A doctor from the University Hospital of North Staffordshire (UHNS) referred the couple to a consultant at Birmingham Women's Hospital's Fetal Medicine Unit for a more detailed scan.
Helen was almost 24 weeks pregnant when they received the devastating news that their baby had Hypoplastic Left Heart Syndrome (HLHS).
The condition occurs when the left side of the heart does not develop correctly.
The oldest person with HLHS lived to just 20 years old and at the moment there is no cure.
Helen, who works as a nurse at the UHNS Cancer Centre, said: "It is literally like a stab in the dark whether or not you get it. It's not a very well known disease, in fact, it's very uncommon and not a lot of research has been done.
"It was explained to us in the simplest terms and we were told that basically, because the left side of the heart is the side which pumps the blood around the body that the heart wasn't healthy."
The couple were then given three choices on what to do next.
They were told they could terminate the pregnancy, carry on with the pregnancy and wait until their baby died naturally or carry on with the pregnancy and if the baby did survive, he would have to have major open heart surgery within the first few days of his life and later on a full heart transplant.
Helen added: "We were just in shock. As a nurse I automatically see the negatives of situations, but as soon as I was told everything was fine at my 12-week scan, I just assumed everything would be OK.
"It was the hardest decision of our lives, but we had to think about what was right for us."
The couple decided to terminate their pregnancy and baby Leo arrived stillborn at UHNS on August 27.

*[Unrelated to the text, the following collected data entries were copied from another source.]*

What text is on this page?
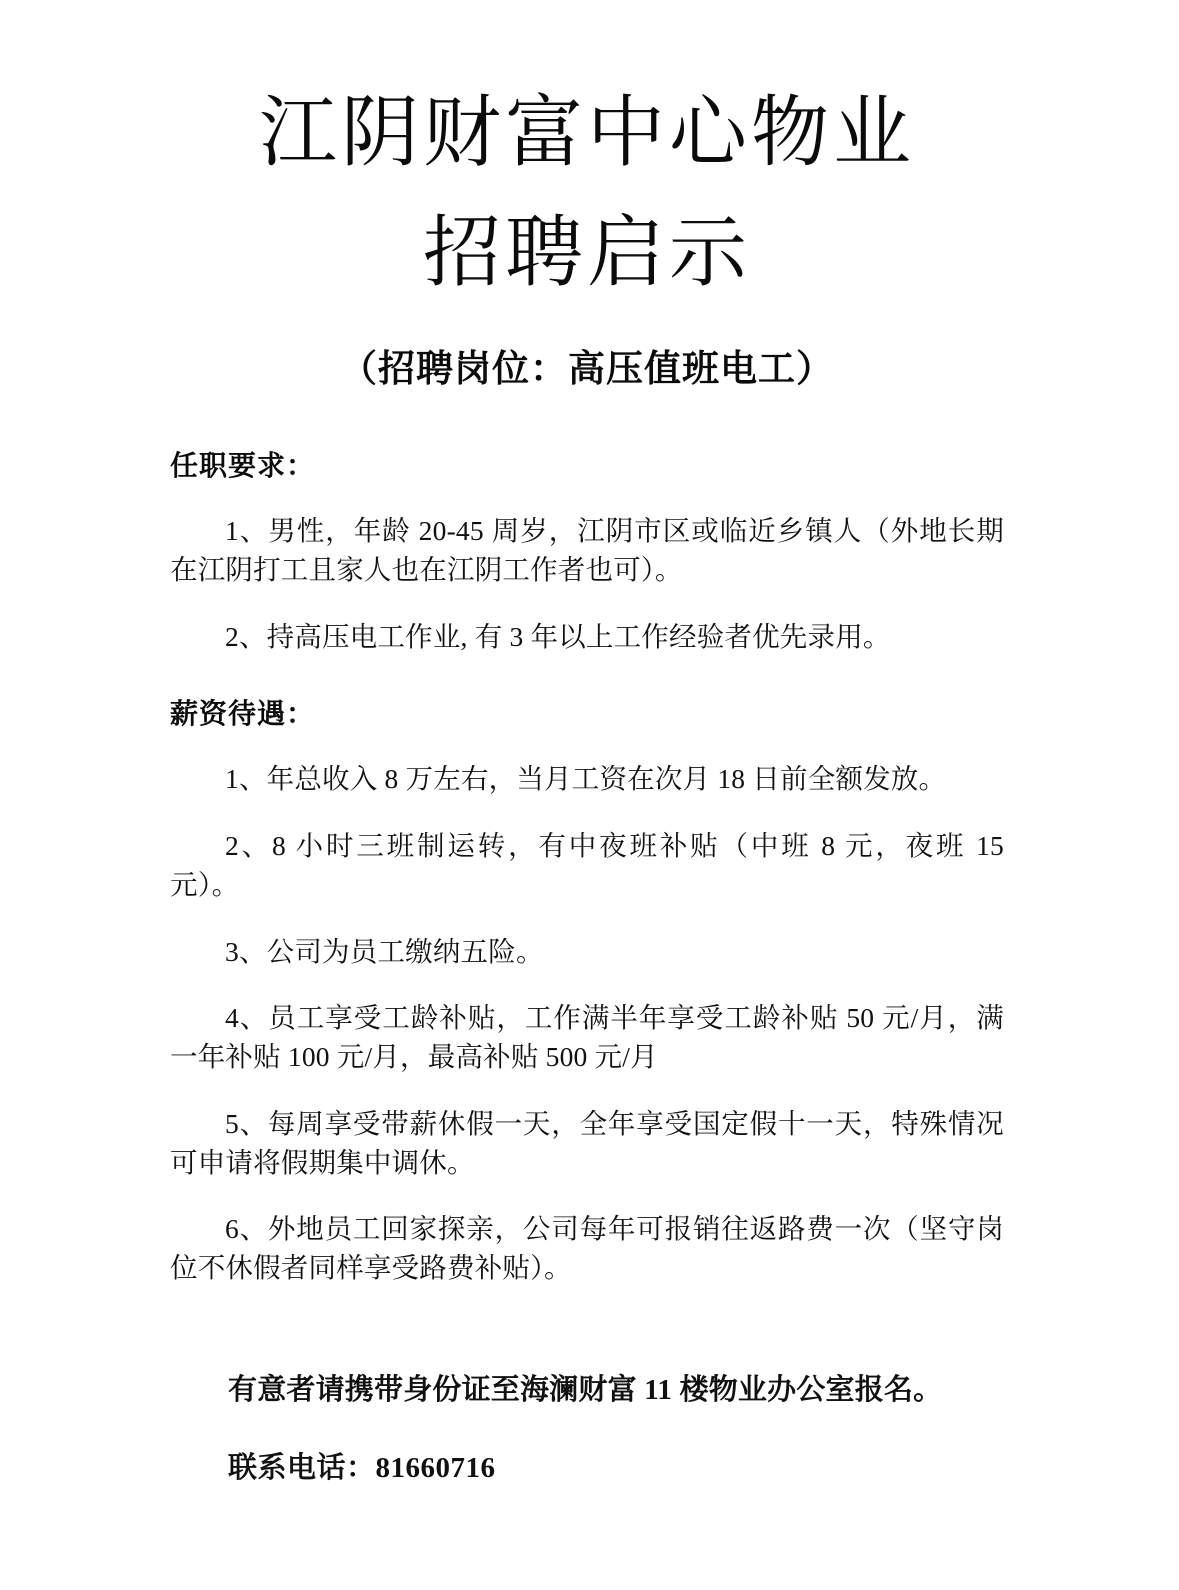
江阴财富中心物业
招聘启示
（招聘岗位：高压值班电工）
任职要求：

1、男性，年龄 20-45 周岁，江阴市区或临近乡镇人（外地长期在江阴打工且家人也在江阴工作者也可）。

2、持高压电工作业, 有 3 年以上工作经验者优先录用。

薪资待遇：

1、年总收入 8 万左右，当月工资在次月 18 日前全额发放。

2、8 小时三班制运转，有中夜班补贴（中班 8 元，夜班 15 元）。

3、公司为员工缴纳五险。

4、员工享受工龄补贴，工作满半年享受工龄补贴 50 元/月，满一年补贴 100 元/月，最高补贴 500 元/月

5、每周享受带薪休假一天，全年享受国定假十一天，特殊情况可申请将假期集中调休。

6、外地员工回家探亲，公司每年可报销往返路费一次（坚守岗位不休假者同样享受路费补贴）。

有意者请携带身份证至海澜财富 11 楼物业办公室报名。

联系电话：81660716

Helen said: "We were told if our child survived, he could suffer with brain damage or learning disabilities due to lack of oxygen being pumped around the body and that his life expectancy is not known so we had to make a decision.
"A lot of people won't agree with the decision we made."
She added: "It was heartbreaking to be told that after all that time, you are not having a baby anymore."
Daniel, aged 26, a computer analyst, said: "It was up to us what we decided to do, but despite it being such a hard decision, the nurses were there and they supported us which made the whole thing that little bit easier.
"Other people have been in similar situations so they knew what they had to do to help us deal with it.
"When we heard about HLHS I knew nothing about it, I had to do my own research but the staff also gave us all the information we needed."
The couple have now launched an online fund-raising campaign in aid of Birmingham Women's Hospital's Fetal Medicine Unit.
So far more than £1,135 has been pledged which will go towards funding research into conditions such as HLHS.
Helen added: "The staff at both hospitals were absolutely brilliant.
"We set up the website for people to make donations so staff can help other babies with similar conditions.
"I would hope no-one goes through this ordeal but if they do they can rely on the brilliant care from staff at both hospitals."